Gennaro Contiello e Vincenzo Cicatiello (foto dal web)
Gennaro Contiello e Vincenzo Cicatiello (foto dal web)

Ancora gravissimo Luigi A., 17 anni, di Caivano, che si trovava  sui sedili posteriori della Fiat 500 che nella notte tra sabato e domenica è rimasta coinvolta in un sinistro stradale mortale. Il minore è il ferito in fin di vita di questo grave incidente in cui erano rimasti già uccisi Gennaro Contiello, 18 anni e Vincenzo Cicatiello, 19 anni.

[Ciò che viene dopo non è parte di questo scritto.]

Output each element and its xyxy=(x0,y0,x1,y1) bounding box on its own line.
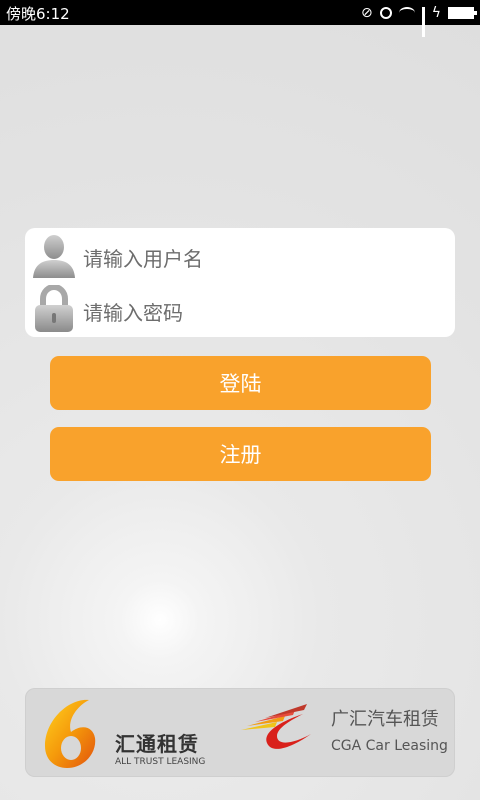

In base alle ricostruzioni fatte, forse a causa della stanchezza, mentre l’auto percorreva l’autostrada A1 in direzione Nord, a 2 km da Afragola, esattamente al km 751 il conducente ha perso il controllo della vettura.

Un’altra ipotesi sull’incidente che circola in queste ore è che il conducente dell’auto, un ventenne rimasto ferito in maniera lieve, possa essere stato distratto dalla musica a tutto volume dell’autoradio. La certezza è che i tre giovanissimi erano bravi ragazzi, pur proveniendo da un quartiere difficile, e che quasi sicuramente non avevano assunto alcol o droghe. Inoltre, i tre giovani erano assidui frequentatori della parrocchia tant’è che don Maurizio Patriciello, il sacerdote da sempre in prima linea contro la Terra dei Fuochi ha dedicato loro un pensiero.

Scene di disperazione ci sono state al momento dell’arrivo dei familiari sul luogo del sinistro stradale, tant’è che la madre di uno dei ragazzi morti, davanti alla salma del figlio, ha tentato di uccidersi scavalcando la barriera spartitraffico per lanciarsi contro le auto in transito sulla corsia opposta.